Costs of blank shirts can be anything depending on quality and the manufacturer. Also obviously you get lower prices based on the amount you order. I would look carefully in to what blanks you use as you dont want to realise half way through that you dont like the quality or think the garments are costing you too much and will bump your final rrp up too much.

Some printers offer a free graphic design service. Some charge. Some wont do it at all you really need to communicate with the printers in your area.

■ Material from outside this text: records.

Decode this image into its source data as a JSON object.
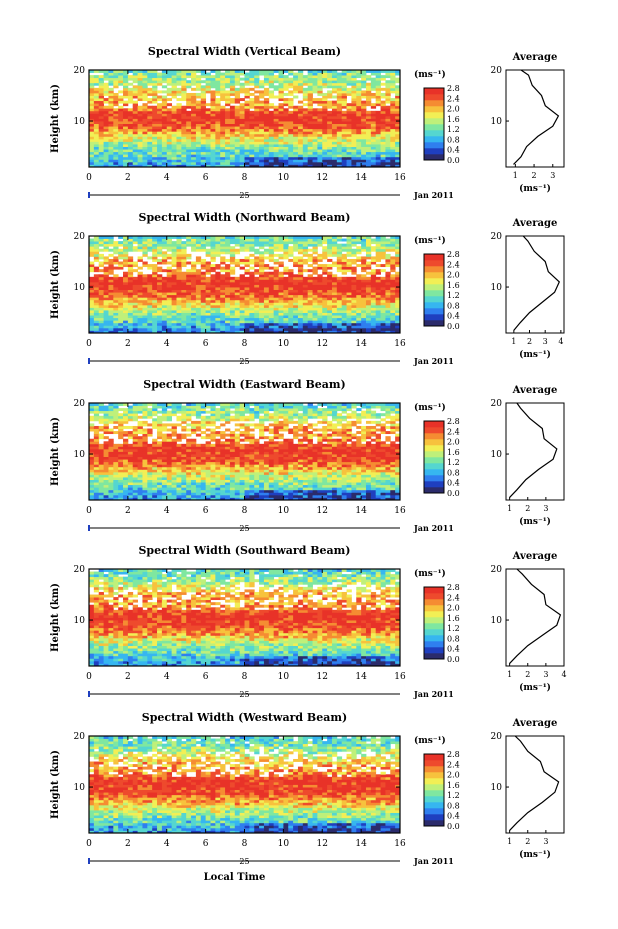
{
  "figure": {
    "xlabel": "Local Time",
    "date_label": "Jan 2011",
    "day_label": "25",
    "ylabel": "Height (km)",
    "unit_label": "(ms⁻¹)",
    "avg_title": "Average",
    "avg_xlabel": "(ms⁻¹)"
  },
  "colorbar": {
    "ticks": [
      "2.8",
      "2.4",
      "2.0",
      "1.6",
      "1.2",
      "0.8",
      "0.4",
      "0.0"
    ],
    "range": [
      0,
      3.0
    ],
    "colors": [
      "#2b2b6b",
      "#1f3fbf",
      "#2f7fef",
      "#36b6f0",
      "#55d6d0",
      "#7fe7a0",
      "#bff07a",
      "#f2ef55",
      "#f7c23d",
      "#f58c32",
      "#ee4a2d",
      "#e83228"
    ]
  },
  "chart_data": [
    {
      "type": "heatmap",
      "title": "Spectral Width (Vertical Beam)",
      "xlabel": "Local Time",
      "ylabel": "Height (km)",
      "x_range": [
        0,
        16
      ],
      "y_range": [
        1,
        20
      ],
      "x_ticks": [
        "0",
        "2",
        "4",
        "6",
        "8",
        "10",
        "12",
        "14",
        "16"
      ],
      "y_ticks": [
        "20",
        "10"
      ],
      "grid": false,
      "colorbar_unit": "ms-1",
      "profile": {
        "title": "Average",
        "xlabel": "(ms⁻¹)",
        "x_ticks": [
          "1",
          "2",
          "3"
        ],
        "x_range": [
          0.5,
          3.6
        ],
        "y_ticks": [
          "20",
          "10"
        ],
        "height": [
          1.5,
          3,
          5,
          7,
          9,
          11,
          13,
          15,
          17,
          19,
          20
        ],
        "width": [
          0.9,
          1.3,
          1.6,
          2.2,
          3.0,
          3.3,
          2.6,
          2.4,
          1.9,
          1.7,
          1.3
        ]
      }
    },
    {
      "type": "heatmap",
      "title": "Spectral Width (Northward Beam)",
      "xlabel": "Local Time",
      "ylabel": "Height (km)",
      "x_range": [
        0,
        16
      ],
      "y_range": [
        1,
        20
      ],
      "x_ticks": [
        "0",
        "2",
        "4",
        "6",
        "8",
        "10",
        "12",
        "14",
        "16"
      ],
      "y_ticks": [
        "20",
        "10"
      ],
      "grid": false,
      "colorbar_unit": "ms-1",
      "profile": {
        "title": "Average",
        "xlabel": "(ms⁻¹)",
        "x_ticks": [
          "1",
          "2",
          "3",
          "4"
        ],
        "x_range": [
          0.5,
          4.2
        ],
        "y_ticks": [
          "20",
          "10"
        ],
        "height": [
          1.5,
          3,
          5,
          7,
          9,
          11,
          13,
          15,
          17,
          19,
          20
        ],
        "width": [
          1.0,
          1.4,
          2.0,
          2.8,
          3.6,
          3.9,
          3.2,
          3.0,
          2.3,
          1.9,
          1.6
        ]
      }
    },
    {
      "type": "heatmap",
      "title": "Spectral Width (Eastward Beam)",
      "xlabel": "Local Time",
      "ylabel": "Height (km)",
      "x_range": [
        0,
        16
      ],
      "y_range": [
        1,
        20
      ],
      "x_ticks": [
        "0",
        "2",
        "4",
        "6",
        "8",
        "10",
        "12",
        "14",
        "16"
      ],
      "y_ticks": [
        "20",
        "10"
      ],
      "grid": false,
      "colorbar_unit": "ms-1",
      "profile": {
        "title": "Average",
        "xlabel": "(ms⁻¹)",
        "x_ticks": [
          "1",
          "2",
          "3"
        ],
        "x_range": [
          0.8,
          4.0
        ],
        "y_ticks": [
          "20",
          "10"
        ],
        "height": [
          1.5,
          3,
          5,
          7,
          9,
          11,
          13,
          15,
          17,
          19,
          20
        ],
        "width": [
          1.0,
          1.4,
          1.9,
          2.6,
          3.4,
          3.6,
          2.9,
          2.8,
          2.1,
          1.6,
          1.4
        ]
      }
    },
    {
      "type": "heatmap",
      "title": "Spectral Width (Southward Beam)",
      "xlabel": "Local Time",
      "ylabel": "Height (km)",
      "x_range": [
        0,
        16
      ],
      "y_range": [
        1,
        20
      ],
      "x_ticks": [
        "0",
        "2",
        "4",
        "6",
        "8",
        "10",
        "12",
        "14",
        "16"
      ],
      "y_ticks": [
        "20",
        "10"
      ],
      "grid": false,
      "colorbar_unit": "ms-1",
      "profile": {
        "title": "Average",
        "xlabel": "(ms⁻¹)",
        "x_ticks": [
          "1",
          "2",
          "3",
          "4"
        ],
        "x_range": [
          0.8,
          4.0
        ],
        "y_ticks": [
          "20",
          "10"
        ],
        "height": [
          1.5,
          3,
          5,
          7,
          9,
          11,
          13,
          15,
          17,
          19,
          20
        ],
        "width": [
          1.0,
          1.4,
          2.0,
          2.8,
          3.6,
          3.8,
          3.0,
          2.9,
          2.2,
          1.7,
          1.4
        ]
      }
    },
    {
      "type": "heatmap",
      "title": "Spectral Width (Westward Beam)",
      "xlabel": "Local Time",
      "ylabel": "Height (km)",
      "x_range": [
        0,
        16
      ],
      "y_range": [
        1,
        20
      ],
      "x_ticks": [
        "0",
        "2",
        "4",
        "6",
        "8",
        "10",
        "12",
        "14",
        "16"
      ],
      "y_ticks": [
        "20",
        "10"
      ],
      "grid": false,
      "colorbar_unit": "ms-1",
      "profile": {
        "title": "Average",
        "xlabel": "(ms⁻¹)",
        "x_ticks": [
          "1",
          "2",
          "3"
        ],
        "x_range": [
          0.8,
          4.0
        ],
        "y_ticks": [
          "20",
          "10"
        ],
        "height": [
          1.5,
          3,
          5,
          7,
          9,
          11,
          13,
          15,
          17,
          19,
          20
        ],
        "width": [
          1.0,
          1.4,
          2.0,
          2.8,
          3.5,
          3.7,
          2.9,
          2.7,
          2.0,
          1.6,
          1.3
        ]
      }
    }
  ]
}
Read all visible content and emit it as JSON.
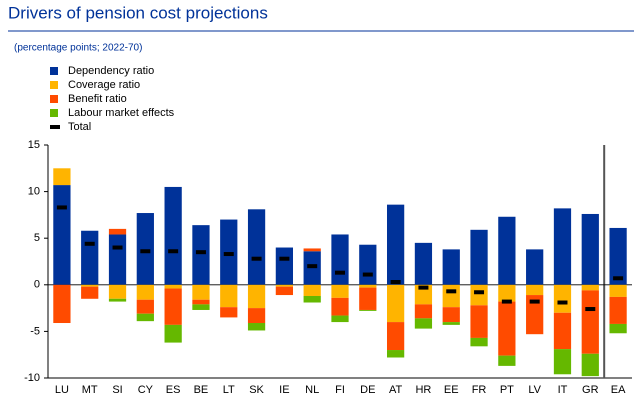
{
  "chart_data": {
    "type": "bar",
    "stacked": true,
    "title": "Drivers of pension cost projections",
    "subtitle": "(percentage points; 2022-70)",
    "categories": [
      "LU",
      "MT",
      "SI",
      "CY",
      "ES",
      "BE",
      "LT",
      "SK",
      "IE",
      "NL",
      "FI",
      "DE",
      "AT",
      "HR",
      "EE",
      "FR",
      "PT",
      "LV",
      "IT",
      "GR",
      "EA"
    ],
    "series": [
      {
        "name": "Dependency ratio",
        "color": "#003299",
        "values": [
          10.7,
          5.8,
          5.4,
          7.7,
          10.5,
          6.4,
          7.0,
          8.1,
          4.0,
          3.6,
          5.4,
          4.3,
          8.6,
          4.5,
          3.8,
          5.9,
          7.3,
          3.8,
          8.2,
          7.6,
          6.1
        ]
      },
      {
        "name": "Coverage  ratio",
        "color": "#ffb400",
        "values": [
          1.8,
          -0.2,
          -1.5,
          -1.6,
          -0.4,
          -1.6,
          -2.4,
          -2.5,
          -0.2,
          -1.2,
          -1.4,
          -0.3,
          -4.0,
          -2.1,
          -2.4,
          -2.2,
          -1.8,
          -1.1,
          -3.0,
          -0.6,
          -1.3
        ]
      },
      {
        "name": "Benefit ratio",
        "color": "#ff4b00",
        "values": [
          -4.1,
          -1.3,
          0.6,
          -1.5,
          -3.9,
          -0.5,
          -1.1,
          -1.6,
          -0.9,
          0.3,
          -1.9,
          -2.4,
          -3.0,
          -1.5,
          -1.6,
          -3.5,
          -5.8,
          -4.2,
          -3.9,
          -6.8,
          -2.9
        ]
      },
      {
        "name": "Labour market effects",
        "color": "#65b800",
        "values": [
          0,
          0,
          -0.3,
          -0.8,
          -1.9,
          -0.6,
          0,
          -0.8,
          0,
          -0.7,
          -0.7,
          -0.1,
          -0.8,
          -1.1,
          -0.3,
          -0.9,
          -1.1,
          0,
          -2.7,
          -2.4,
          -1.0
        ]
      },
      {
        "name": "Total",
        "color": "#000000",
        "marker": "dash",
        "values": [
          8.3,
          4.4,
          4.0,
          3.6,
          3.6,
          3.5,
          3.3,
          2.8,
          2.8,
          2.0,
          1.3,
          1.1,
          0.3,
          -0.3,
          -0.7,
          -0.8,
          -1.8,
          -1.8,
          -1.9,
          -2.6,
          0.7
        ]
      }
    ],
    "ylim": [
      -10,
      15
    ],
    "yticks": [
      -10,
      -5,
      0,
      5,
      10,
      15
    ],
    "grid": false,
    "legend": "top-left"
  }
}
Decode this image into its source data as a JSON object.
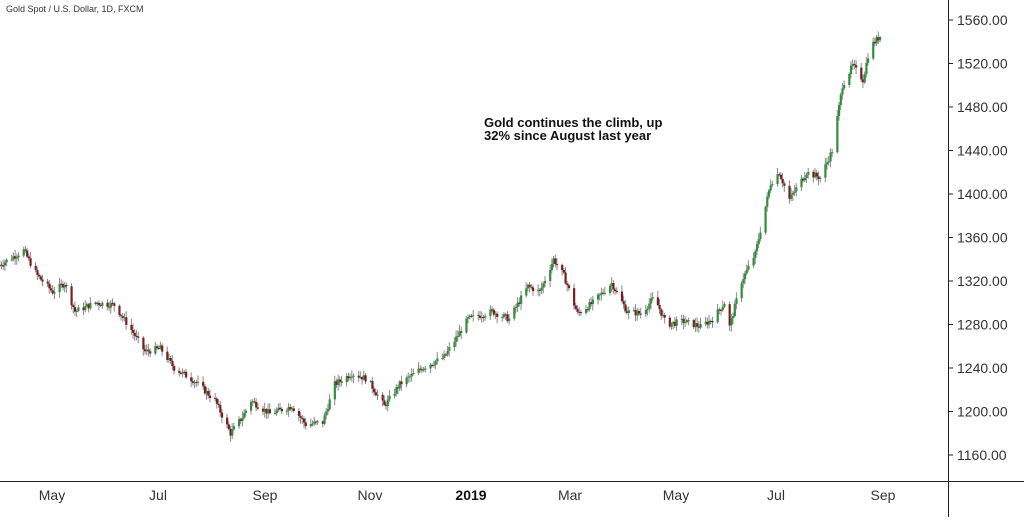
{
  "colors": {
    "up": "#2f8f3c",
    "down": "#7a1f1f",
    "wick": "#8a8a8a",
    "axis": "#222222",
    "label": "#333333"
  },
  "chart_data": {
    "type": "candlestick",
    "title": "Gold Spot / U.S. Dollar, 1D, FXCM",
    "annotation": [
      "Gold continues the climb, up",
      "32% since August last year"
    ],
    "ylim": [
      1140,
      1570
    ],
    "y_ticks": [
      "1560.00",
      "1520.00",
      "1480.00",
      "1440.00",
      "1400.00",
      "1360.00",
      "1320.00",
      "1280.00",
      "1240.00",
      "1200.00",
      "1160.00"
    ],
    "x_ticks": [
      "May",
      "Jul",
      "Sep",
      "Nov",
      "2019",
      "Mar",
      "May",
      "Jul",
      "Sep"
    ],
    "grid": false,
    "close_path": [
      [
        "2018-04-01",
        1334
      ],
      [
        "2018-04-16",
        1348
      ],
      [
        "2018-04-24",
        1325
      ],
      [
        "2018-05-03",
        1310
      ],
      [
        "2018-05-10",
        1318
      ],
      [
        "2018-05-16",
        1292
      ],
      [
        "2018-05-28",
        1300
      ],
      [
        "2018-06-08",
        1298
      ],
      [
        "2018-06-18",
        1275
      ],
      [
        "2018-06-26",
        1255
      ],
      [
        "2018-07-05",
        1258
      ],
      [
        "2018-07-13",
        1240
      ],
      [
        "2018-07-25",
        1228
      ],
      [
        "2018-08-06",
        1210
      ],
      [
        "2018-08-15",
        1180
      ],
      [
        "2018-08-22",
        1195
      ],
      [
        "2018-08-27",
        1210
      ],
      [
        "2018-09-07",
        1198
      ],
      [
        "2018-09-20",
        1205
      ],
      [
        "2018-09-28",
        1188
      ],
      [
        "2018-10-08",
        1190
      ],
      [
        "2018-10-15",
        1225
      ],
      [
        "2018-10-25",
        1235
      ],
      [
        "2018-11-03",
        1230
      ],
      [
        "2018-11-13",
        1205
      ],
      [
        "2018-11-22",
        1225
      ],
      [
        "2018-12-05",
        1240
      ],
      [
        "2018-12-18",
        1250
      ],
      [
        "2019-01-01",
        1285
      ],
      [
        "2019-01-15",
        1292
      ],
      [
        "2019-01-25",
        1285
      ],
      [
        "2019-02-05",
        1315
      ],
      [
        "2019-02-12",
        1310
      ],
      [
        "2019-02-20",
        1340
      ],
      [
        "2019-02-26",
        1325
      ],
      [
        "2019-03-06",
        1290
      ],
      [
        "2019-03-15",
        1300
      ],
      [
        "2019-03-26",
        1318
      ],
      [
        "2019-04-04",
        1292
      ],
      [
        "2019-04-12",
        1290
      ],
      [
        "2019-04-20",
        1305
      ],
      [
        "2019-04-27",
        1280
      ],
      [
        "2019-05-07",
        1283
      ],
      [
        "2019-05-17",
        1278
      ],
      [
        "2019-05-24",
        1285
      ],
      [
        "2019-05-31",
        1300
      ],
      [
        "2019-06-03",
        1278
      ],
      [
        "2019-06-10",
        1320
      ],
      [
        "2019-06-18",
        1345
      ],
      [
        "2019-06-27",
        1410
      ],
      [
        "2019-07-02",
        1420
      ],
      [
        "2019-07-08",
        1395
      ],
      [
        "2019-07-18",
        1420
      ],
      [
        "2019-07-26",
        1415
      ],
      [
        "2019-08-02",
        1440
      ],
      [
        "2019-08-08",
        1500
      ],
      [
        "2019-08-14",
        1518
      ],
      [
        "2019-08-20",
        1505
      ],
      [
        "2019-08-24",
        1535
      ],
      [
        "2019-08-30",
        1545
      ]
    ]
  }
}
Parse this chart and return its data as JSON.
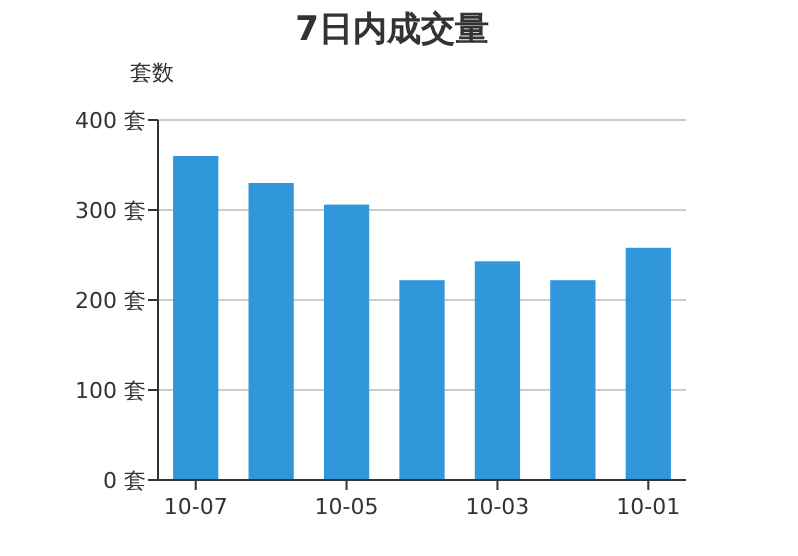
{
  "chart_data": {
    "type": "bar",
    "title": "7日内成交量",
    "ylabel": "套数",
    "categories": [
      "10-07",
      null,
      "10-05",
      null,
      "10-03",
      null,
      "10-01"
    ],
    "values": [
      360,
      330,
      306,
      222,
      243,
      222,
      258
    ],
    "color": "#3097db",
    "ylim": [
      0,
      400
    ],
    "yticks": [
      {
        "value": 0,
        "label": "0 套"
      },
      {
        "value": 100,
        "label": "100 套"
      },
      {
        "value": 200,
        "label": "200 套"
      },
      {
        "value": 300,
        "label": "300 套"
      },
      {
        "value": 400,
        "label": "400 套"
      }
    ],
    "grid": "y"
  }
}
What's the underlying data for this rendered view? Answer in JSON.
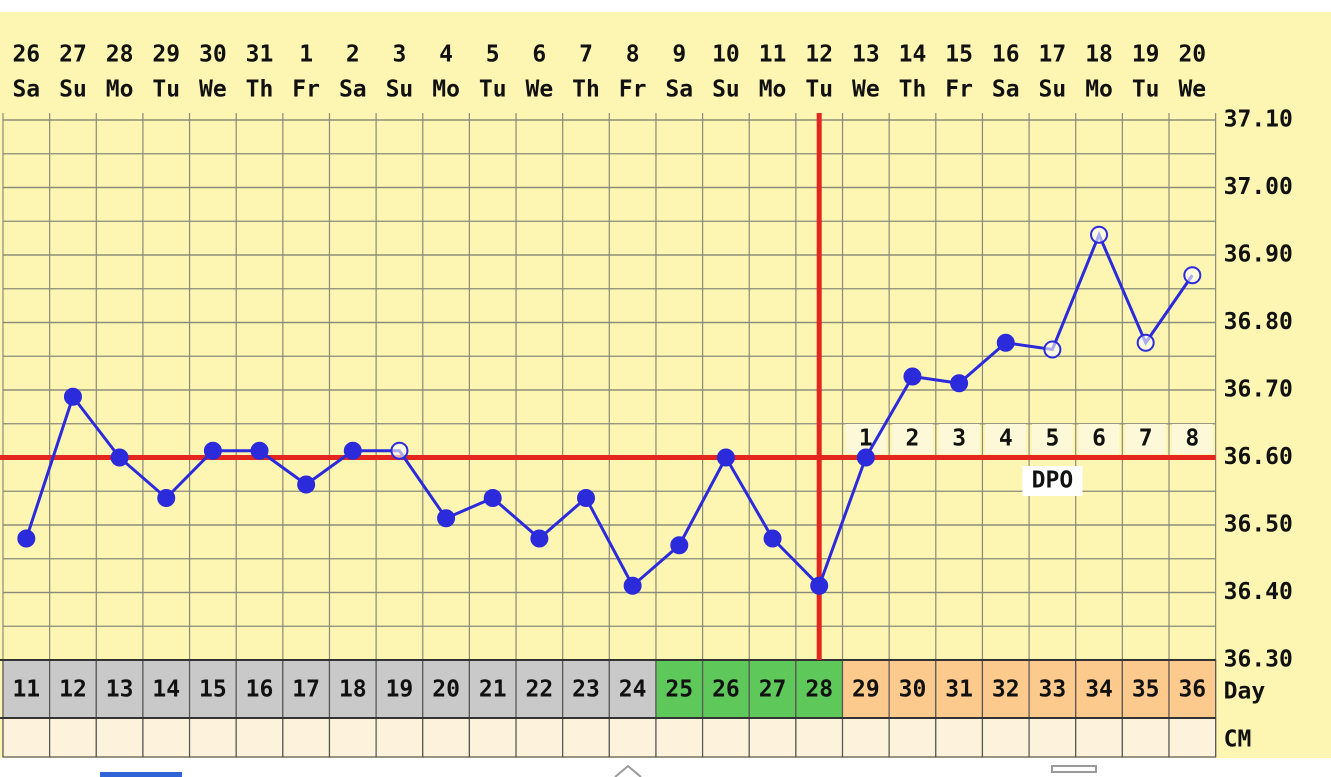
{
  "chart_data": {
    "type": "line",
    "categories": [
      "26",
      "27",
      "28",
      "29",
      "30",
      "31",
      "1",
      "2",
      "3",
      "4",
      "5",
      "6",
      "7",
      "8",
      "9",
      "10",
      "11",
      "12",
      "13",
      "14",
      "15",
      "16",
      "17",
      "18",
      "19",
      "20"
    ],
    "weekdays": [
      "Sa",
      "Su",
      "Mo",
      "Tu",
      "We",
      "Th",
      "Fr",
      "Sa",
      "Su",
      "Mo",
      "Tu",
      "We",
      "Th",
      "Fr",
      "Sa",
      "Su",
      "Mo",
      "Tu",
      "We",
      "Th",
      "Fr",
      "Sa",
      "Su",
      "Mo",
      "Tu",
      "We"
    ],
    "series": [
      {
        "color": "#2b2bdc",
        "values": [
          36.48,
          36.69,
          36.6,
          36.54,
          36.61,
          36.61,
          36.56,
          36.61,
          36.61,
          36.51,
          36.54,
          36.48,
          36.54,
          36.41,
          36.47,
          36.6,
          36.48,
          36.41,
          36.6,
          36.72,
          36.71,
          36.77,
          36.76,
          36.93,
          36.77,
          36.87
        ],
        "markers": [
          "filled",
          "filled",
          "filled",
          "filled",
          "filled",
          "filled",
          "filled",
          "filled",
          "open",
          "filled",
          "filled",
          "filled",
          "filled",
          "filled",
          "filled",
          "filled",
          "filled",
          "filled",
          "filled",
          "filled",
          "filled",
          "filled",
          "open",
          "open",
          "open",
          "open"
        ]
      }
    ],
    "ylim": [
      36.3,
      37.1
    ],
    "yticks": [
      {
        "value": 36.3,
        "label": "36.30"
      },
      {
        "value": 36.4,
        "label": "36.40"
      },
      {
        "value": 36.5,
        "label": "36.50"
      },
      {
        "value": 36.6,
        "label": "36.60"
      },
      {
        "value": 36.7,
        "label": "36.70"
      },
      {
        "value": 36.8,
        "label": "36.80"
      },
      {
        "value": 36.9,
        "label": "36.90"
      },
      {
        "value": 37.0,
        "label": "37.00"
      },
      {
        "value": 37.1,
        "label": "37.10"
      }
    ],
    "grid": true,
    "minor_grid_step": 0.05,
    "coverline": {
      "value": 36.6,
      "color": "#e3261e"
    },
    "ovulation_day": 28,
    "dpo": {
      "label": "DPO",
      "values": [
        1,
        2,
        3,
        4,
        5,
        6,
        7,
        8
      ],
      "start_day": 29
    },
    "day_row": {
      "label": "Day",
      "values": [
        11,
        12,
        13,
        14,
        15,
        16,
        17,
        18,
        19,
        20,
        21,
        22,
        23,
        24,
        25,
        26,
        27,
        28,
        29,
        30,
        31,
        32,
        33,
        34,
        35,
        36
      ],
      "colors": [
        "#c9c9c9",
        "#c9c9c9",
        "#c9c9c9",
        "#c9c9c9",
        "#c9c9c9",
        "#c9c9c9",
        "#c9c9c9",
        "#c9c9c9",
        "#c9c9c9",
        "#c9c9c9",
        "#c9c9c9",
        "#c9c9c9",
        "#c9c9c9",
        "#c9c9c9",
        "#5ec85a",
        "#5ec85a",
        "#5ec85a",
        "#5ec85a",
        "#fcca8c",
        "#fcca8c",
        "#fcca8c",
        "#fcca8c",
        "#fcca8c",
        "#fcca8c",
        "#fcca8c",
        "#fcca8c"
      ]
    },
    "cm_row": {
      "label": "CM"
    }
  }
}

With regard to samples remember that is what they are. Samples. You dont need 50 of the same t-shirt to take to show a shop owner. However turn up with just two designs and you wont have much to show them. I would say go with the 10 designs you have and make up as few as you can to save on cost. And then print to order and designs that the shop owners want.

Hope that helps a bit.


----------



## sunnydayz (Jun 22, 2007)

One thing to take into consideration when having garments screen printed is the more you have printed at one time, the better price you will get as each design is going to have set up fees for burning the screens and such.


----------



## acanvas (Sep 27, 2007)

Let your printer order the shirts you want, we order them, we add on to the wholesale price to cover shipping, extras for the inevitable misprints and profit. When they arrive, if there's a screw up with what they ship, we deal with it.
As far as art, your printer should offer the service and should definatly charge for the service, I know of not 1 graphic designer that works for fun and poverty, neither should the printers graphics person.
Regarding having 1 at a time printed as samples, you will save by choosing the designs you feel strongest about, because printers have a minimum of 12 per design (@minimum)to print. The rare occasion we have a client stuck on printing only 1 sample we charge a minimum of $30.00 per color to cover our set up fee that is normally included in the per print price.
It's very exciting to develop your own line, have fun with the process, choose your strongest designs, let the printer simplify your life and find one you will have FUN with...lifes to short to have struggles in your creative life!


----------



## kitchy (Jan 7, 2008)

Thanks so much - that really did answer several of my questions... I can't wait to get started and continue being a part of this forum!


----------



## acanvas (Sep 27, 2007)

your so very welcome! Have fun, this forum is pretty great for finding all kinds of info and support.


----------